Day 4: BNN's Talk of the Neighborhoods
We have an easy request today – kick back after a long day and watch Coalition members Tanisha Sullivan, President of the NAACP’s Boston Branch, and Kristin Johnson from JP Progressives Steering Committee talk with BNN’s Joe Heisler about the mission of the Boston Coalition of Education Equity and Budget Equity Week.
Talk of the Neighborhoods airs live on Comcast 9, RCN 15, or Verizon 1961 at 7:00pm. The show also streams on bnnmedia.org and will be archived on BNN’s website.
We delivered the following testimony at Boston School Committee last night along with the 44 responses we have received so far from our survey. As we read our testimony, hundreds of teachers, parents, and students rallied for fully funded schools all around the Bolling Building. Change is in the air – can you feel it? Join us!
TESTIMONY
Good evening Chairman Loconto, Superintendent Perille and Members of the Boston School Committee,
I’m here tonight on behalf of the newly formed Boston Coalition for Education Equity. Our membership includes the Boston Branch of the NAACP, Lawyers for Civil Rights, QUEST, BEJA, Boston Network for Black Student Achievement, Citizens for Public Schools, Downtown Progressives, JP Progressives, Progressive West Roxbury/Roslindale, Healthy Food for Boston Schools Action Network, and SURJ, with more organizations joining us every day. We share a unified goal of dismantling systemic educational inequity in Boston.
We have spent this week listening to families dream bigger for their children by asking your stakeholders this simple question: “What are the elements of a quality education?” The responses have been overwhelming – with more than 40 contributions online and dozens in person at a forum last night – diverse voices from all over the city are singing the same refrain: our children deserve so much more.
Our survey respondents did not ask for STEM labs, or international field trips, or tablets or other expensive technology. Their requests were incredibly modest: nurses, libraries with librarians, reading and math specialists, inclusion support, art and music, safe outdoor spaces, clean restrooms, healthy food, family engagement, counselors of all varieties, a school secretary, bus monitors.
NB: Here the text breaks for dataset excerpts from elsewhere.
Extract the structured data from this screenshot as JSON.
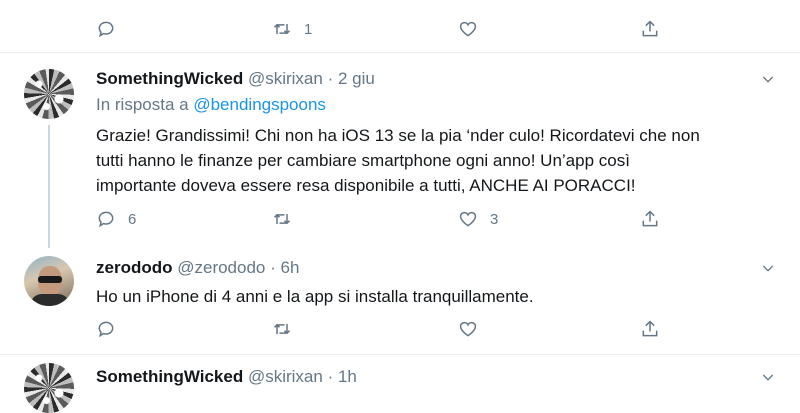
{
  "top_tweet": {
    "retweet_count": "1"
  },
  "tweets": [
    {
      "name": "SomethingWicked",
      "handle": "@skirixan",
      "separator": "·",
      "time": "2 giu",
      "reply_prefix": "In risposta a",
      "reply_mention": "@bendingspoons",
      "text_lines": [
        "Grazie! Grandissimi! Chi non ha iOS 13 se la pia ‘nder culo! Ricordatevi che non",
        "tutti hanno le finanze per cambiare smartphone ogni anno! Un’app così",
        "importante doveva essere resa disponibile a tutti, ANCHE AI PORACCI!"
      ],
      "reply_count": "6",
      "retweet_count": "",
      "like_count": "3"
    },
    {
      "name": "zerododo",
      "handle": "@zerododo",
      "separator": "·",
      "time": "6h",
      "text_lines": [
        "Ho un iPhone di 4 anni e la app si installa tranquillamente."
      ],
      "reply_count": "",
      "retweet_count": "",
      "like_count": ""
    },
    {
      "name": "SomethingWicked",
      "handle": "@skirixan",
      "separator": "·",
      "time": "1h"
    }
  ],
  "icons": {
    "reply": "reply-icon",
    "retweet": "retweet-icon",
    "like": "heart-icon",
    "share": "share-icon",
    "more": "chevron-down-icon"
  },
  "colors": {
    "link": "#1b95e0",
    "muted": "#657786",
    "divider": "#e6ecf0"
  }
}
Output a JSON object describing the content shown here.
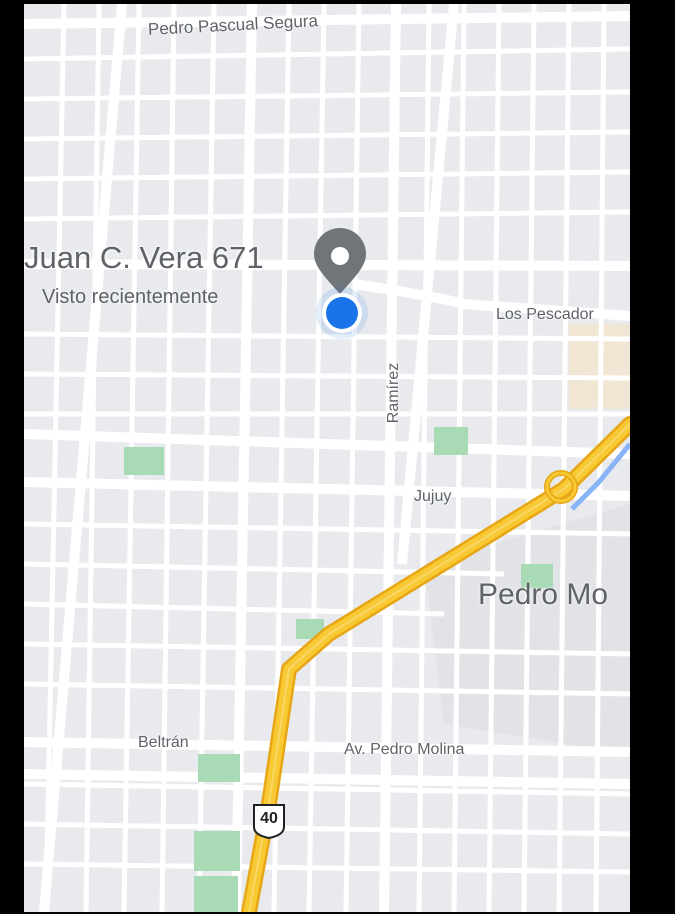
{
  "map": {
    "place": {
      "title": "Juan C. Vera 671",
      "subtitle": "Visto recientemente"
    },
    "streets": {
      "pedro_pascual_segura": "Pedro Pascual Segura",
      "los_pescadores": "Los Pescador",
      "ramirez": "Ramírez",
      "jujuy": "Jujuy",
      "beltran": "Beltrán",
      "av_pedro_molina": "Av. Pedro Molina"
    },
    "district": "Pedro Mo",
    "route_shield": "40",
    "colors": {
      "land": "#e8eaed",
      "street": "#ffffff",
      "park": "#a8dab5",
      "highway": "#f9c933",
      "highway_edge": "#e7a616",
      "pin": "#70757a",
      "location_dot": "#1a73e8",
      "water": "#8ab4f8"
    }
  }
}
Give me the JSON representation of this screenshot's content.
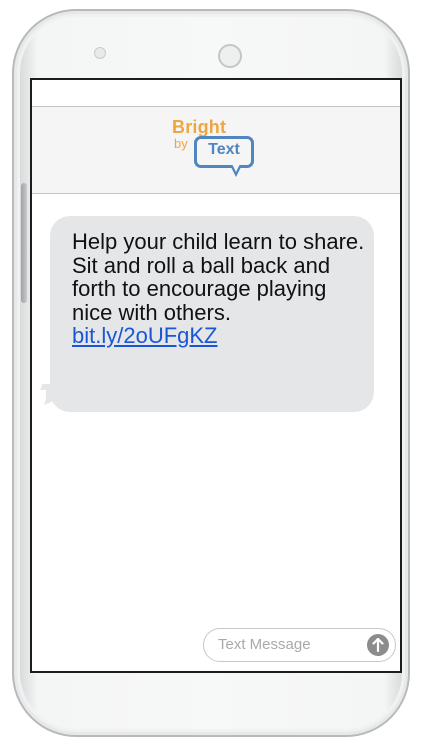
{
  "logo": {
    "bright": "Bright",
    "by": "by",
    "text": "Text"
  },
  "message": {
    "body": "Help your child learn to share. Sit and roll a ball back and forth to encourage playing nice with others.",
    "link": "bit.ly/2oUFgKZ"
  },
  "composer": {
    "placeholder": "Text Message"
  },
  "colors": {
    "brand_orange": "#f0a63f",
    "brand_blue": "#4f86bf",
    "bubble_gray": "#e5e6e8",
    "link_blue": "#1a56d6"
  },
  "icons": {
    "send": "arrow-up-icon"
  }
}
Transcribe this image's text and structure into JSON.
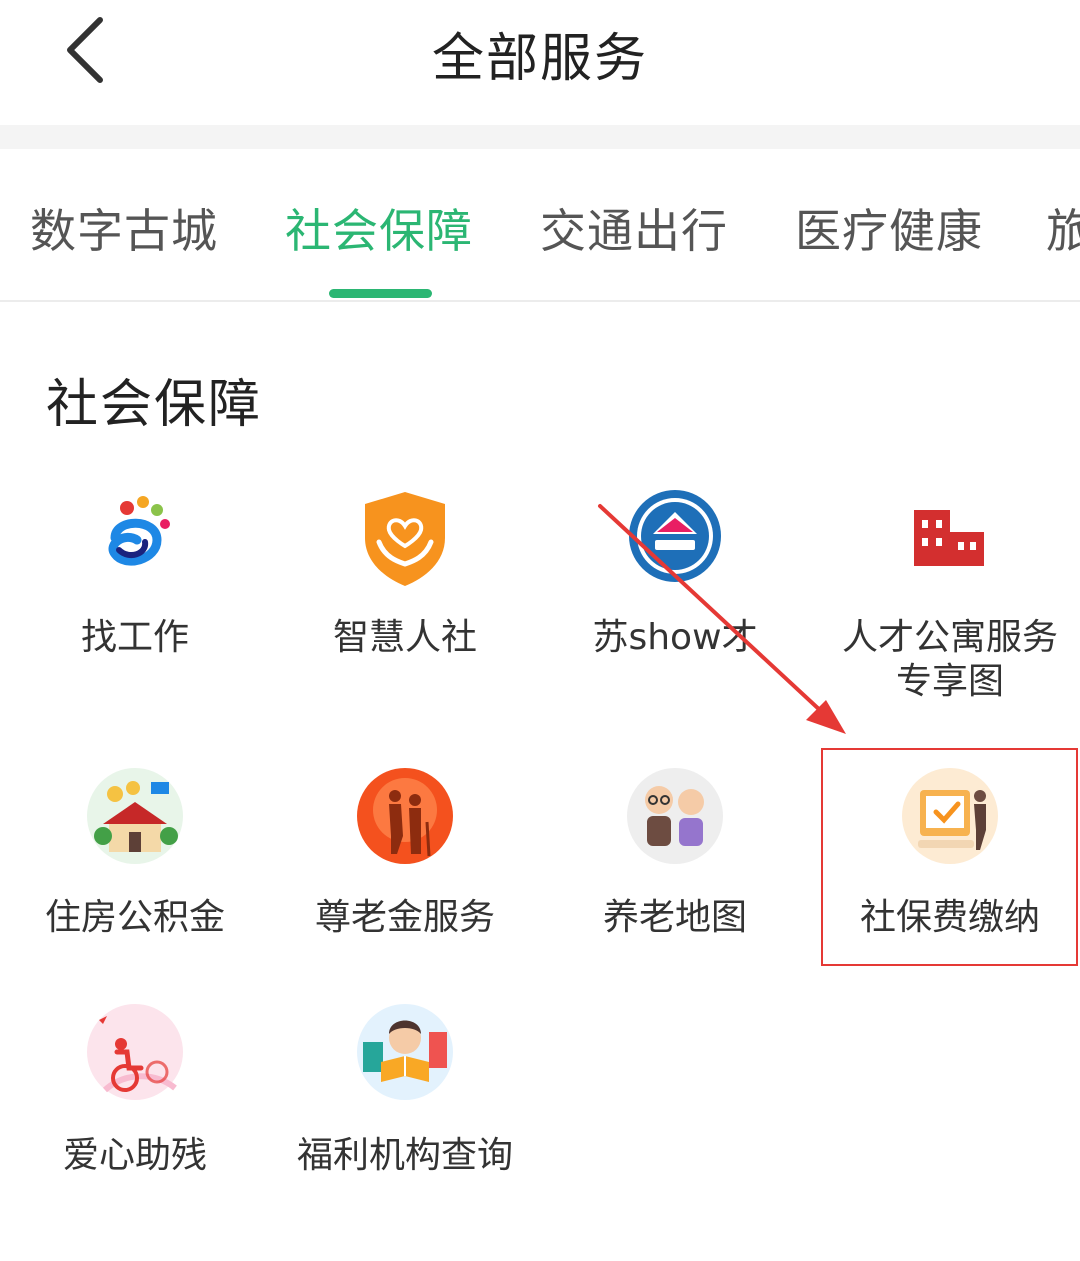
{
  "header": {
    "title": "全部服务"
  },
  "tabs": [
    {
      "label": "数字古城",
      "active": false
    },
    {
      "label": "社会保障",
      "active": true
    },
    {
      "label": "交通出行",
      "active": false
    },
    {
      "label": "医疗健康",
      "active": false
    },
    {
      "label": "旅",
      "active": false
    }
  ],
  "section": {
    "title": "社会保障"
  },
  "items": [
    {
      "label": "找工作",
      "icon": "job-search-logo-icon"
    },
    {
      "label": "智慧人社",
      "icon": "heart-shield-icon"
    },
    {
      "label": "苏show才",
      "icon": "suzhou-talent-badge-icon"
    },
    {
      "label": "人才公寓服务专享图",
      "label_line1": "人才公寓服务",
      "label_line2": "专享图",
      "icon": "red-buildings-icon"
    },
    {
      "label": "住房公积金",
      "icon": "house-fund-icon"
    },
    {
      "label": "尊老金服务",
      "icon": "elderly-couple-icon"
    },
    {
      "label": "养老地图",
      "icon": "elderly-pair-icon"
    },
    {
      "label": "社保费缴纳",
      "icon": "payment-screen-icon"
    },
    {
      "label": "爱心助残",
      "icon": "wheelchair-icon"
    },
    {
      "label": "福利机构查询",
      "icon": "girl-reading-icon"
    }
  ],
  "colors": {
    "accent": "#2bb673",
    "annotation": "#e53935"
  }
}
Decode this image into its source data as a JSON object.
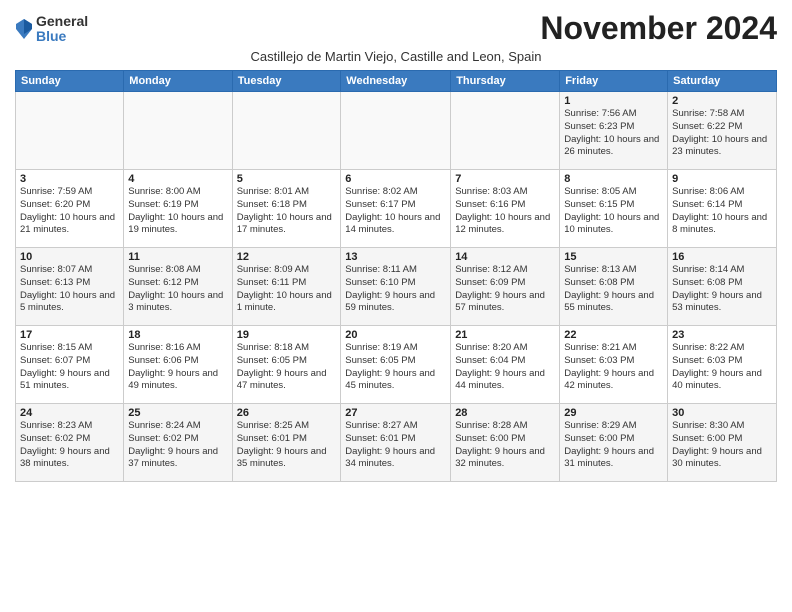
{
  "header": {
    "logo_general": "General",
    "logo_blue": "Blue",
    "title": "November 2024",
    "subtitle": "Castillejo de Martin Viejo, Castille and Leon, Spain"
  },
  "weekdays": [
    "Sunday",
    "Monday",
    "Tuesday",
    "Wednesday",
    "Thursday",
    "Friday",
    "Saturday"
  ],
  "weeks": [
    [
      {
        "day": "",
        "info": ""
      },
      {
        "day": "",
        "info": ""
      },
      {
        "day": "",
        "info": ""
      },
      {
        "day": "",
        "info": ""
      },
      {
        "day": "",
        "info": ""
      },
      {
        "day": "1",
        "info": "Sunrise: 7:56 AM\nSunset: 6:23 PM\nDaylight: 10 hours and 26 minutes."
      },
      {
        "day": "2",
        "info": "Sunrise: 7:58 AM\nSunset: 6:22 PM\nDaylight: 10 hours and 23 minutes."
      }
    ],
    [
      {
        "day": "3",
        "info": "Sunrise: 7:59 AM\nSunset: 6:20 PM\nDaylight: 10 hours and 21 minutes."
      },
      {
        "day": "4",
        "info": "Sunrise: 8:00 AM\nSunset: 6:19 PM\nDaylight: 10 hours and 19 minutes."
      },
      {
        "day": "5",
        "info": "Sunrise: 8:01 AM\nSunset: 6:18 PM\nDaylight: 10 hours and 17 minutes."
      },
      {
        "day": "6",
        "info": "Sunrise: 8:02 AM\nSunset: 6:17 PM\nDaylight: 10 hours and 14 minutes."
      },
      {
        "day": "7",
        "info": "Sunrise: 8:03 AM\nSunset: 6:16 PM\nDaylight: 10 hours and 12 minutes."
      },
      {
        "day": "8",
        "info": "Sunrise: 8:05 AM\nSunset: 6:15 PM\nDaylight: 10 hours and 10 minutes."
      },
      {
        "day": "9",
        "info": "Sunrise: 8:06 AM\nSunset: 6:14 PM\nDaylight: 10 hours and 8 minutes."
      }
    ],
    [
      {
        "day": "10",
        "info": "Sunrise: 8:07 AM\nSunset: 6:13 PM\nDaylight: 10 hours and 5 minutes."
      },
      {
        "day": "11",
        "info": "Sunrise: 8:08 AM\nSunset: 6:12 PM\nDaylight: 10 hours and 3 minutes."
      },
      {
        "day": "12",
        "info": "Sunrise: 8:09 AM\nSunset: 6:11 PM\nDaylight: 10 hours and 1 minute."
      },
      {
        "day": "13",
        "info": "Sunrise: 8:11 AM\nSunset: 6:10 PM\nDaylight: 9 hours and 59 minutes."
      },
      {
        "day": "14",
        "info": "Sunrise: 8:12 AM\nSunset: 6:09 PM\nDaylight: 9 hours and 57 minutes."
      },
      {
        "day": "15",
        "info": "Sunrise: 8:13 AM\nSunset: 6:08 PM\nDaylight: 9 hours and 55 minutes."
      },
      {
        "day": "16",
        "info": "Sunrise: 8:14 AM\nSunset: 6:08 PM\nDaylight: 9 hours and 53 minutes."
      }
    ],
    [
      {
        "day": "17",
        "info": "Sunrise: 8:15 AM\nSunset: 6:07 PM\nDaylight: 9 hours and 51 minutes."
      },
      {
        "day": "18",
        "info": "Sunrise: 8:16 AM\nSunset: 6:06 PM\nDaylight: 9 hours and 49 minutes."
      },
      {
        "day": "19",
        "info": "Sunrise: 8:18 AM\nSunset: 6:05 PM\nDaylight: 9 hours and 47 minutes."
      },
      {
        "day": "20",
        "info": "Sunrise: 8:19 AM\nSunset: 6:05 PM\nDaylight: 9 hours and 45 minutes."
      },
      {
        "day": "21",
        "info": "Sunrise: 8:20 AM\nSunset: 6:04 PM\nDaylight: 9 hours and 44 minutes."
      },
      {
        "day": "22",
        "info": "Sunrise: 8:21 AM\nSunset: 6:03 PM\nDaylight: 9 hours and 42 minutes."
      },
      {
        "day": "23",
        "info": "Sunrise: 8:22 AM\nSunset: 6:03 PM\nDaylight: 9 hours and 40 minutes."
      }
    ],
    [
      {
        "day": "24",
        "info": "Sunrise: 8:23 AM\nSunset: 6:02 PM\nDaylight: 9 hours and 38 minutes."
      },
      {
        "day": "25",
        "info": "Sunrise: 8:24 AM\nSunset: 6:02 PM\nDaylight: 9 hours and 37 minutes."
      },
      {
        "day": "26",
        "info": "Sunrise: 8:25 AM\nSunset: 6:01 PM\nDaylight: 9 hours and 35 minutes."
      },
      {
        "day": "27",
        "info": "Sunrise: 8:27 AM\nSunset: 6:01 PM\nDaylight: 9 hours and 34 minutes."
      },
      {
        "day": "28",
        "info": "Sunrise: 8:28 AM\nSunset: 6:00 PM\nDaylight: 9 hours and 32 minutes."
      },
      {
        "day": "29",
        "info": "Sunrise: 8:29 AM\nSunset: 6:00 PM\nDaylight: 9 hours and 31 minutes."
      },
      {
        "day": "30",
        "info": "Sunrise: 8:30 AM\nSunset: 6:00 PM\nDaylight: 9 hours and 30 minutes."
      }
    ]
  ]
}
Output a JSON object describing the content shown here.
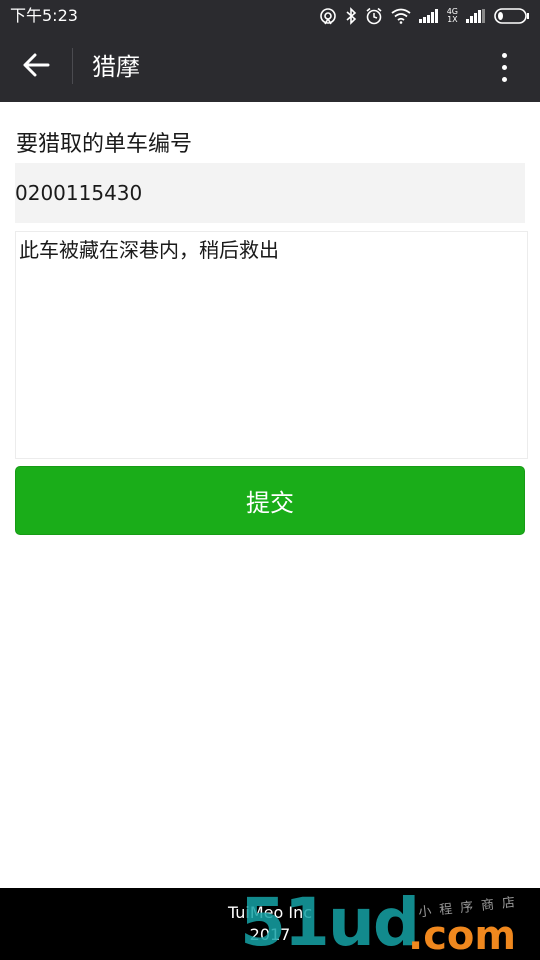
{
  "status_bar": {
    "time": "下午5:23",
    "network_top": "4G",
    "network_bottom": "1X"
  },
  "nav": {
    "title": "猎摩"
  },
  "form": {
    "label": "要猎取的单车编号",
    "bike_number_value": "0200115430",
    "note_value": "此车被藏在深巷内，稍后救出",
    "submit_label": "提交"
  },
  "footer": {
    "company": "TuiMeo Inc",
    "year": "2017"
  },
  "watermark": {
    "brand_digits": "51ud",
    "brand_suffix": ".com",
    "brand_script": "小程序商店"
  },
  "colors": {
    "bar_background": "#2b2b2f",
    "submit_button": "#1aad19",
    "input_background": "#f3f3f3",
    "footer_background": "#000000"
  },
  "icons": [
    "back-arrow-icon",
    "more-vertical-icon",
    "hotspot-icon",
    "bluetooth-icon",
    "alarm-icon",
    "wifi-icon",
    "signal-icon",
    "battery-icon"
  ],
  "status": {
    "battery_level": 0.15
  }
}
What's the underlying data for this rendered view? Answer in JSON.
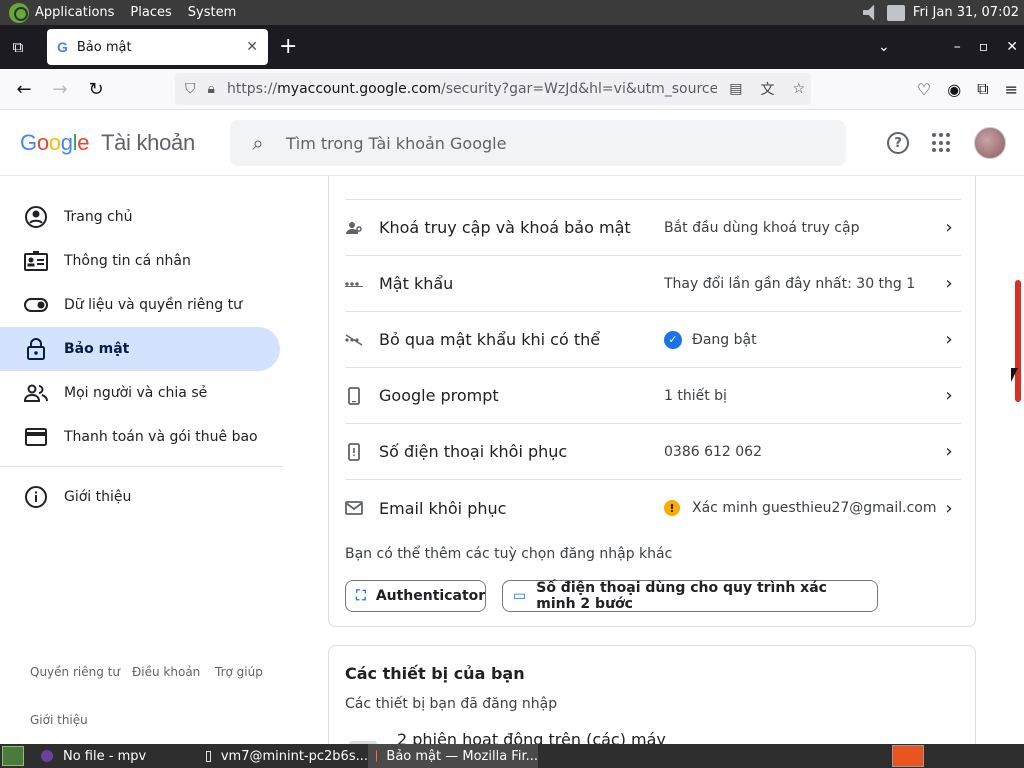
{
  "os_panel": {
    "menus": [
      "Applications",
      "Places",
      "System"
    ],
    "clock": "Fri Jan 31, 07:02"
  },
  "browser": {
    "tab_title": "Bảo mật",
    "url_host": "myaccount.google.com",
    "url_prefix": "https://",
    "url_rest": "/security?gar=WzJd&hl=vi&utm_source=OGB&"
  },
  "header": {
    "logo_letters": [
      "G",
      "o",
      "o",
      "g",
      "l",
      "e"
    ],
    "account_label": "Tài khoản",
    "search_placeholder": "Tìm trong Tài khoản Google",
    "help_glyph": "?"
  },
  "sidebar": {
    "items": [
      {
        "label": "Trang chủ",
        "icon": "account-circle-icon"
      },
      {
        "label": "Thông tin cá nhân",
        "icon": "id-card-icon"
      },
      {
        "label": "Dữ liệu và quyền riêng tư",
        "icon": "toggle-icon"
      },
      {
        "label": "Bảo mật",
        "icon": "lock-icon",
        "active": true
      },
      {
        "label": "Mọi người và chia sẻ",
        "icon": "people-icon"
      },
      {
        "label": "Thanh toán và gói thuê bao",
        "icon": "credit-card-icon"
      },
      {
        "label": "Giới thiệu",
        "icon": "info-icon"
      }
    ],
    "footer_links": [
      "Quyền riêng tư",
      "Điều khoản",
      "Trợ giúp"
    ],
    "footer_about": "Giới thiệu"
  },
  "security": {
    "rows": [
      {
        "title": "Khoá truy cập và khoá bảo mật",
        "value": "Bắt đầu dùng khoá truy cập",
        "icon": "passkey-icon"
      },
      {
        "title": "Mật khẩu",
        "value": "Thay đổi lần gần đây nhất: 30 thg 1",
        "icon": "password-icon"
      },
      {
        "title": "Bỏ qua mật khẩu khi có thể",
        "value": "Đang bật",
        "icon": "skip-password-icon",
        "status": "ok"
      },
      {
        "title": "Google prompt",
        "value": "1 thiết bị",
        "icon": "phone-icon"
      },
      {
        "title": "Số điện thoại khôi phục",
        "value": "0386 612 062",
        "icon": "phone-alert-icon"
      },
      {
        "title": "Email khôi phục",
        "value": "Xác minh guesthieu27@gmail.com",
        "icon": "mail-icon",
        "status": "warning"
      }
    ],
    "more_options_text": "Bạn có thể thêm các tuỳ chọn đăng nhập khác",
    "chips": [
      "Authenticator",
      "Số điện thoại dùng cho quy trình xác minh 2 bước"
    ]
  },
  "devices": {
    "title": "Các thiết bị của bạn",
    "subtitle": "Các thiết bị bạn đã đăng nhập",
    "sessions": "2 phiên hoạt động trên (các) máy"
  },
  "taskbar": {
    "items": [
      "No file - mpv",
      "vm7@minint-pc2b6s...",
      "Bảo mật — Mozilla Fir..."
    ]
  },
  "colors": {
    "accent": "#1a73e8",
    "active_nav": "#d3e3fd",
    "warning": "#f9ab00",
    "scroll_thumb": "#d93025"
  }
}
Why do our families need to ask for basic educational components that are available to nearly every suburban district that borders our city? We demand a solution and an answer to the question: what is going wrong? Has weighted student funding delivered on its promise of providing equity, or has it built the educational futures of 56,000 children on a foundation made of quicksand?
We call on you to change the way you build school budgets. Begin by deciding on the components of the quality education that BPS will provide every student. Give each school the funds it needs to provide that education. Then include extra money for children who face extra challenges, the justification for weighted student funding. But guarantee that every student receives the core components of a quality education.
We understand the financial constraints due to the declining state aid to BPS and encourage everyone in this room to join us at the State House on Friday March 22nd to support the Promise Act. But even if we increase revenue to BPS, the instability and volatility will persist if we don’t first define our priorities, and then align the structure of the budget with these priorities.
We must act now because Boston’s children cannot continue to wait for a moment when it’s politically convenient to address this prime driver of the equity crisis in our schools.